Unfortunately, it was time to head back home, so a visit to see for ourselves will have to wait. Today the weather has been completely miserable, so here’s hoping for a return to Sunday’s weather tomorrow.


A beautiful afternoon when I finally got to leave work tonight. I kind of wish that I’d left earlier to grab some opportunities for photography, but then I’m still sore from a fall down the school stairs yesterday, so perhaps not. But the hills were golden and hazy in the sunshine as I drove home, so I grabbed a couple of shots as the traffic stopped, including one of Dechmont Hill.

I first heard this name from my Dad, whose grandfather (Grampa Paterson) worked at Dechmont Colliery (among many, many other places). Dad later identified Dechmont Hill for me in the background of a photo taken at Bothwell Castle a couple of years ago.

It’s fascinated me ever since – even though I’ve not had a chance to climb it in person yet. It’s so clearly visible from miles around and stands proud of the landscape below: it must have been a pretty important place at one time. In fact, the CANMORE record reports a slight mound or cairn, surrounded by a shallow ditch; the remains of a hill fort, now almost impossible to see.

Part of its current pronounced shape is actually due to a old quarry, which has destroyed an entire flank (vandals!) but it must have been an obvious landmark in the past, before the current suburban sprawl hid it behind so much housing and roads.

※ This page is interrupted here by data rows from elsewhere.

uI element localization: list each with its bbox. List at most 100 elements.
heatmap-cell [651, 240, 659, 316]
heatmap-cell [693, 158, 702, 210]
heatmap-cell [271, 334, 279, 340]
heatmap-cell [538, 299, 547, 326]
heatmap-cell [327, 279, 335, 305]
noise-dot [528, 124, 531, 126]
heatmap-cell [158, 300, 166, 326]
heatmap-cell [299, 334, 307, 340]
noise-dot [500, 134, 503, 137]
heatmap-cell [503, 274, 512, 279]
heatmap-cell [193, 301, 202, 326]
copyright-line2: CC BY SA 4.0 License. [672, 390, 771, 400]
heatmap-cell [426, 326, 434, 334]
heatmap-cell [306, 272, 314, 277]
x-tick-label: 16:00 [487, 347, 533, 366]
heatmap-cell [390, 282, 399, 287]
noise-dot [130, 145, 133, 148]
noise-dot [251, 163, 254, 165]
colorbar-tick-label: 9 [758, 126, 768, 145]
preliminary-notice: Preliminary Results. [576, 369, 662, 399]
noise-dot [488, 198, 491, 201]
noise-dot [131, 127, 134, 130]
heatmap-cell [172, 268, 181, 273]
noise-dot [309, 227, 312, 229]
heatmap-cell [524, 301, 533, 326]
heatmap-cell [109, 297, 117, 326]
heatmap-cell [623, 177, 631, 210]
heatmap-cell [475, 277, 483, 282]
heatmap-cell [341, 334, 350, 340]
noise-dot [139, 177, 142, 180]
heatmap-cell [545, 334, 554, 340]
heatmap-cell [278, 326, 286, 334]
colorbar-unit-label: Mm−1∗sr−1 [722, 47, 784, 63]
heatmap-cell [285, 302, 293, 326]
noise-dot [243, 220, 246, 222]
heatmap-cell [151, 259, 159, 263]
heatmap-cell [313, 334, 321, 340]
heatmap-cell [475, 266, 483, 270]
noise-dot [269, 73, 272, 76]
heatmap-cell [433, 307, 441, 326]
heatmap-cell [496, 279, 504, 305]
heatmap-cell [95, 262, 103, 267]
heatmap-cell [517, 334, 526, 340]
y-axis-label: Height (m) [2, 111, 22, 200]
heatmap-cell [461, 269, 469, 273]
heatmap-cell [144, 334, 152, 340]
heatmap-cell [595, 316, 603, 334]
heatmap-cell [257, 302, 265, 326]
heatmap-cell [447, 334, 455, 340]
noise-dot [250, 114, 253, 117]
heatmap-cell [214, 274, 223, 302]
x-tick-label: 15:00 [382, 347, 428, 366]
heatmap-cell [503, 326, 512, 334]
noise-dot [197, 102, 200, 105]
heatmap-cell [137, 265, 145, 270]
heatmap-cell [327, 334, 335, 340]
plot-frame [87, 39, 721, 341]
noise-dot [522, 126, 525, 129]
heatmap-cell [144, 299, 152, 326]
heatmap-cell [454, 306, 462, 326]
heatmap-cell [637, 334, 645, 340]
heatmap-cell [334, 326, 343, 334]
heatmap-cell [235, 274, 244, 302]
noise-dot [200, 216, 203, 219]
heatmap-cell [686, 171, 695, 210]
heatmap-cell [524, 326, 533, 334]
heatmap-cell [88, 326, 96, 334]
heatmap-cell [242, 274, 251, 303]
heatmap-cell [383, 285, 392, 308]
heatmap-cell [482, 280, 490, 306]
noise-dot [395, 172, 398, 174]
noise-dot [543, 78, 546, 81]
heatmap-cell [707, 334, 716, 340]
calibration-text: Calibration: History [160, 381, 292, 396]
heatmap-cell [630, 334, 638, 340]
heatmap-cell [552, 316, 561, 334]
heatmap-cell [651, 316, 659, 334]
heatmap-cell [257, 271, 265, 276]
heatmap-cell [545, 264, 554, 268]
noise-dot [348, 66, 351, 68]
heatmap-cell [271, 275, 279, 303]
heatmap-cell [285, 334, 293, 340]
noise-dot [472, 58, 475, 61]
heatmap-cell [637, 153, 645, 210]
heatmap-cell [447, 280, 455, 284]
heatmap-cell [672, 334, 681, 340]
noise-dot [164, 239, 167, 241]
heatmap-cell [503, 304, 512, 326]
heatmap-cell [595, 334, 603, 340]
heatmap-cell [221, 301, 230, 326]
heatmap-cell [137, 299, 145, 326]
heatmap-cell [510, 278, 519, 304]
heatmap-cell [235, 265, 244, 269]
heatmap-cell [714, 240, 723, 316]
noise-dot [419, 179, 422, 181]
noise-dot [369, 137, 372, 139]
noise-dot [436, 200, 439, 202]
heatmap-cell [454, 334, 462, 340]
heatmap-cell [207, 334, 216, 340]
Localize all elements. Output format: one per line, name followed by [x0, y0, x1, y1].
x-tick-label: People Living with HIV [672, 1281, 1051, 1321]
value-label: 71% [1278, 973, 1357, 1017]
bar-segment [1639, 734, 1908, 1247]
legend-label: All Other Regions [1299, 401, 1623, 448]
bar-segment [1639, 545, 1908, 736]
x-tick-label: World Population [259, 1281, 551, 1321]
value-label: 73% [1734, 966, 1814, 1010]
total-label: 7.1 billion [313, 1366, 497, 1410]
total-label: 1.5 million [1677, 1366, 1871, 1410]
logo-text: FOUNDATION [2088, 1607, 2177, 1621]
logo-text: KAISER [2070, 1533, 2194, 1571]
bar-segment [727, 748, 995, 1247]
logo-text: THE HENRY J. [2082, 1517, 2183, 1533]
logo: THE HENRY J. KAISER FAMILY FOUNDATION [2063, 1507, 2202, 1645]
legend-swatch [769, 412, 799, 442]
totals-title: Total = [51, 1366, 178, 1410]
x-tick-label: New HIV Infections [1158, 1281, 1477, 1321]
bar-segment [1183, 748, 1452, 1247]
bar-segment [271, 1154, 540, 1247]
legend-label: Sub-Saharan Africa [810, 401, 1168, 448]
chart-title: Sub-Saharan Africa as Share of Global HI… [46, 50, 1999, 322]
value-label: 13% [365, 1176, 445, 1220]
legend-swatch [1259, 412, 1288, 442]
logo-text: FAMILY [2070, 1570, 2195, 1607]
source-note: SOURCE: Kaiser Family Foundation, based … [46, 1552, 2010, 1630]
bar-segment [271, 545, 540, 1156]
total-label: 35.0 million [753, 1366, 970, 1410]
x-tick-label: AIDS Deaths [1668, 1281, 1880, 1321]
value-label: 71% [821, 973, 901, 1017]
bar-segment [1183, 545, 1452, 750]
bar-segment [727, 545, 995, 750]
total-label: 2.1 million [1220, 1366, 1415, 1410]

Mind you, I shouldn’t complain. After I became aware of Dechmont, I started spotting it from all over the place, including the dual carriageway above Blantyre. Then, waiting in the traffic this winter, I realised just how clearly I could see Tinto Hill to the south.


Well, I recently read an intriguing book called On the trail of Scotland’s myths and legends. Author, Stuart McHardy, spends a few pages discussing Scottish fire festivals, including Beltane, celebrated on May 1st.

In traditional Beltane celebrations, fires were lit on hilltops, which made them more visible… The dominating hill of Tinto in Lanarkshire was the site of the ancient fires, its earlier name Tintock deriving from Gaelic, teinteach, fiery.

McHardy, 2005, p41

I’ve been wondering ever since whether Dechmont was used for a similar purpose. Imagine my delight then, when I found a mention on The Modern Antiquarian website to an old book of 1885, called Old Scottish customs:local and general by E.J Guthrie.

Check it out:

Dechmont Hill, situated in the parish of Cambuslang, was a place where our forefathers lighted the Beltane. In the Statistical Account of Scotland (1848) it is stated that a thick stratum of charcoal was discovered underneath a structure of fine loam on the summit of the hill. When the country people saw it they expressed no surprise, as the tradition was familiar to them that it was here where the former inhabitants of the country had been in the habit of
lighting their Beltane.

Guthrie, 1885, p231

It could be just a story rather than oral history or folk memory, but it’s intriguing all the same.